Voyager vrai
Il est extrêmement difficile de définir le concept de «tourisme authentique» et chacun y met le contenu qu’il veut. Loin de nous donc l’idée de définir ex cathedra ce concept. Le texte qui suit vise simplement à situer le Club Aventure par rapport à cette idée et à expliquer ses choix.
Voyager est une activité humaine importante. Le voyage nous détend et nous enseigne. Le Club Aventure vise à harmoniser ces deux objectifs. De cet enseignement découle une connaissance qui nous fait découvrir une vérité. Voyager vrai, c’est donc rechercher une vérité que nous pouvons trouver autant dans les legs de l’humanité que dans la vie quotidienne des gens que nous allons visiter. Cette vérité, nous croyons qu’elle se retrouve, dans le premier cas, dans l’état d’origine de l’objet dont on veut tirer les enseignements, dans le second cas, dans l’environnement habituel des communautés dont on veut connaître les manières de vivre.

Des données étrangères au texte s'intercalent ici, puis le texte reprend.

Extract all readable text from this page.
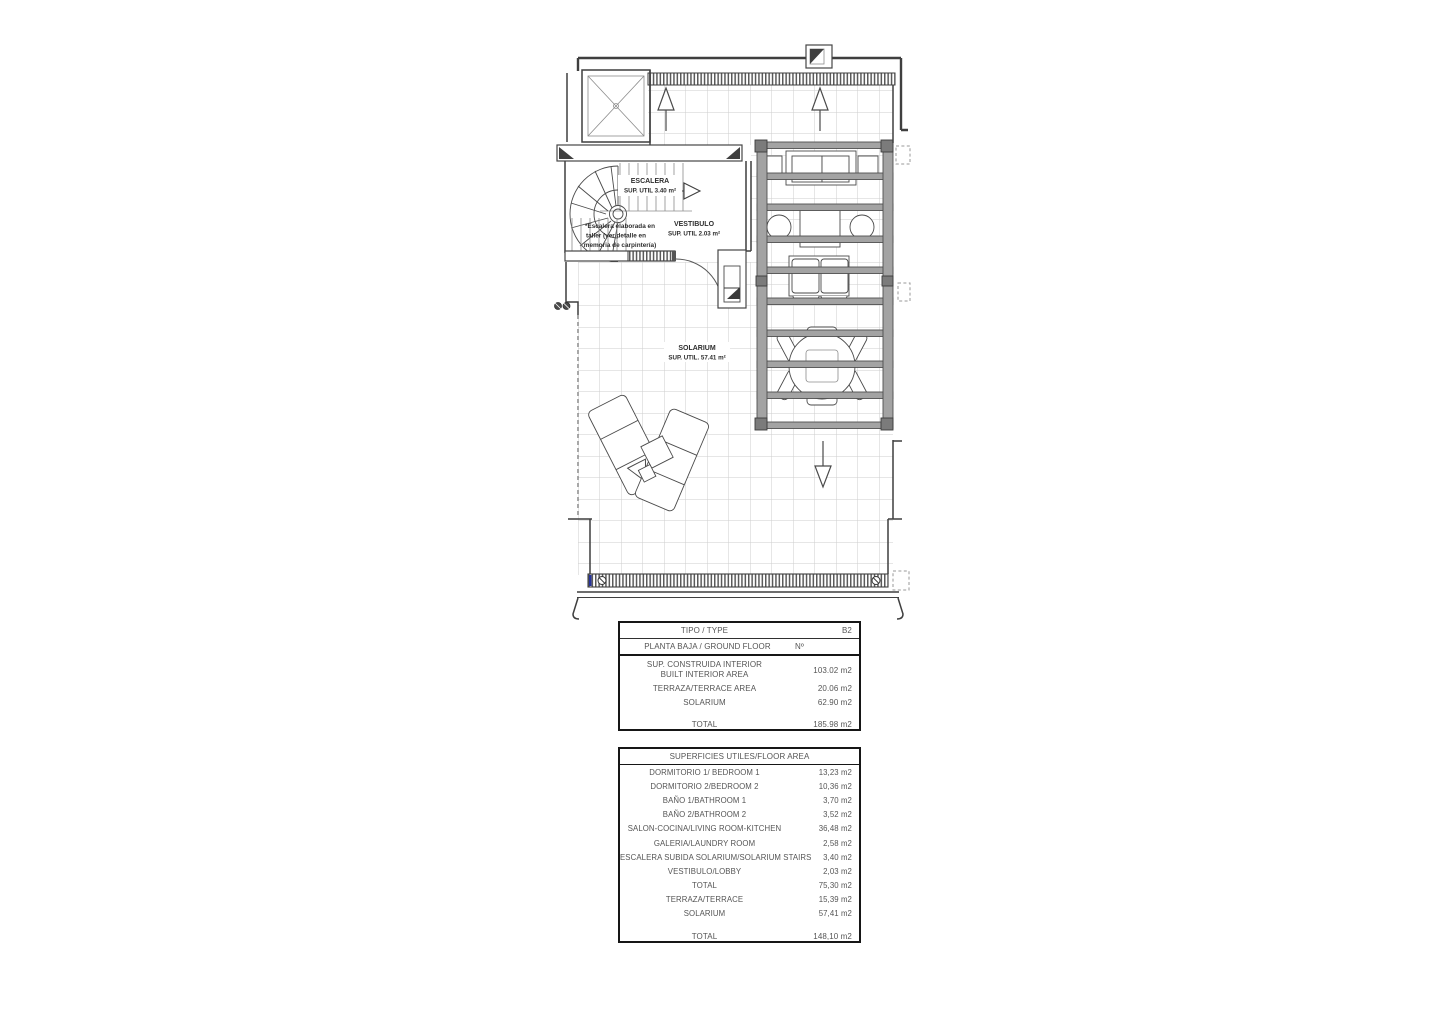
ESCALERA
SUP. UTIL 3.40 m²
*Escalera elaborada en
taller (ver detalle en
memoria de carpintería)
VESTIBULO
SUP. UTIL 2.03 m²
SOLARIUM
SUP. UTIL. 57.41 m²
TIPO / TYPE	B2
PLANTA BAJA / GROUND FLOOR	Nº
SUP. CONSTRUIDA INTERIOR
BUILT INTERIOR AREA	103.02 m2
TERRAZA/TERRACE AREA	20.06 m2
SOLARIUM	62.90 m2
TOTAL	185.98 m2
SUPERFICIES UTILES/FLOOR AREA
DORMITORIO 1/ BEDROOM 1	13,23 m2
DORMITORIO 2/BEDROOM 2	10,36 m2
BAÑO 1/BATHROOM 1	3,70 m2
BAÑO 2/BATHROOM 2	3,52 m2
SALON-COCINA/LIVING ROOM-KITCHEN	36,48 m2
GALERIA/LAUNDRY ROOM	2,58 m2
ESCALERA SUBIDA SOLARIUM/SOLARIUM STAIRS	3,40 m2
VESTIBULO/LOBBY	2,03 m2
TOTAL	75,30 m2
TERRAZA/TERRACE	15,39 m2
SOLARIUM	57,41 m2
TOTAL	148,10 m2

La vérité, croyons-nous, se retrouve dans ce qui est le plus proche de l’origine de l’objet. En ce sens, nous suivons les archéologues qui ne recherchent pas tant à nous éblouir par un bâtiment complètement refait que de nous le présenter dans l’état où il a été trouvé afin de nous en livrer la vérité telle qu’elle apparaît à ce moment-là de sa vie. Ils en reconstituent tout au plus les grandes lignes en rassemblant les pierres qui gisent autour. Le Club Aventure va donc opter pour la visite de ces sites qui lui semblent plus vrais que d’autres qui visent surtout le côté attrayant et spectaculaire de la chose, en vue d’une plus grande rentabilité.
La vérité se retrouve aussi dans la beauté, qu’elle soit spectaculaire comme celle du Taj Mahal, d’Angkor Wat ou du Machu Picchu, ou simple comme celle du village de St-Cirq Lapopie, en France, d’Hoi An, au Vietnam ou de Mè Mè, en Thaïlande. Cette vérité n’a, à notre avis, rien à voir avec la fréquentation du site. Ces objets génèrent en soi un enseignement accessible à tous. Lever le nez sur les grands sites sous prétexte qu’ils sont trop populaires serait comme lever le nez sur l’œuvre de Molière, sous prétexte qu’elles est très lue.

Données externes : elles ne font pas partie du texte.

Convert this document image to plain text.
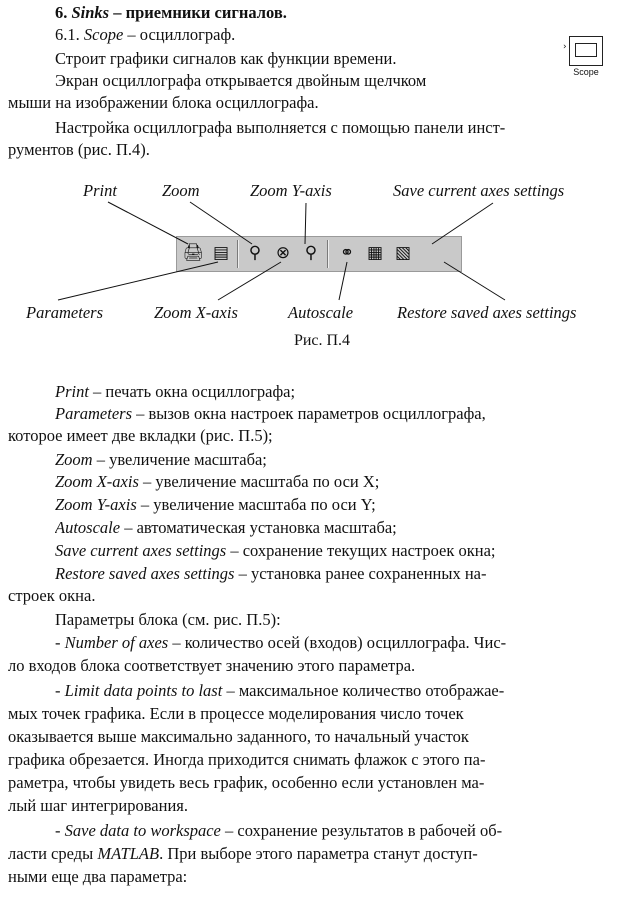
6. Sinks – приемники сигналов.
6.1. Scope – осциллограф.
›
Scope
Строит графики сигналов как функции времени.
Экран осциллографа открывается двойным щелчком
мыши на изображении блока осциллографа.
Настройка осциллографа выполняется с помощью панели инст-
рументов (рис. П.4).
Print	Zoom	Zoom Y-axis	Save current axes settings
🖨 ▤	⚲ ⊗ ⚲	⚭ ▦ ▧
Parameters	Zoom X-axis	Autoscale	Restore saved axes settings
Рис. П.4
Print – печать окна осциллографа;
Parameters – вызов окна настроек параметров осциллографа,
которое имеет две вкладки (рис. П.5);
Zoom – увеличение масштаба;
Zoom X-axis – увеличение масштаба по оси X;
Zoom Y-axis – увеличение масштаба по оси Y;
Autoscale – автоматическая установка масштаба;
Save current axes settings – сохранение текущих настроек окна;
Restore saved axes settings – установка ранее сохраненных на-
строек окна.
Параметры блока (см. рис. П.5):
- Number of axes – количество осей (входов) осциллографа. Чис-
ло входов блока соответствует значению этого параметра.
- Limit data points to last – максимальное количество отображае-
мых точек графика. Если в процессе моделирования число точек
оказывается выше максимально заданного, то начальный участок
графика обрезается. Иногда приходится снимать флажок с этого па-
раметра, чтобы увидеть весь график, особенно если установлен ма-
лый шаг интегрирования.
- Save data to workspace – сохранение результатов в рабочей об-
ласти среды MATLAB. При выборе этого параметра станут доступ-
ными еще два параметра:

Il en est des beaux paysages comme des sites archéologiques. Ils sont d’autant plus authentiques qu’ils ont gardé leur état originel. Cela n’empêche pas qu’on y crée des accès qui permettent au plus grand nombre d’aller les admirer, cela n’empêche pas qu’on les aménage un peu pour mettre tel ou tel coin en valeur. Ce qui détruit leur authenticité, c’est la surexploitation commerciale qu’on en fait en allant construire des hôtels, des restaurants, des boutiques et des attractions qui viennent les défigurer. Combien de bords de mer, combien de belles vallées ont ainsi perdu tout leur cachet gâché à jamais.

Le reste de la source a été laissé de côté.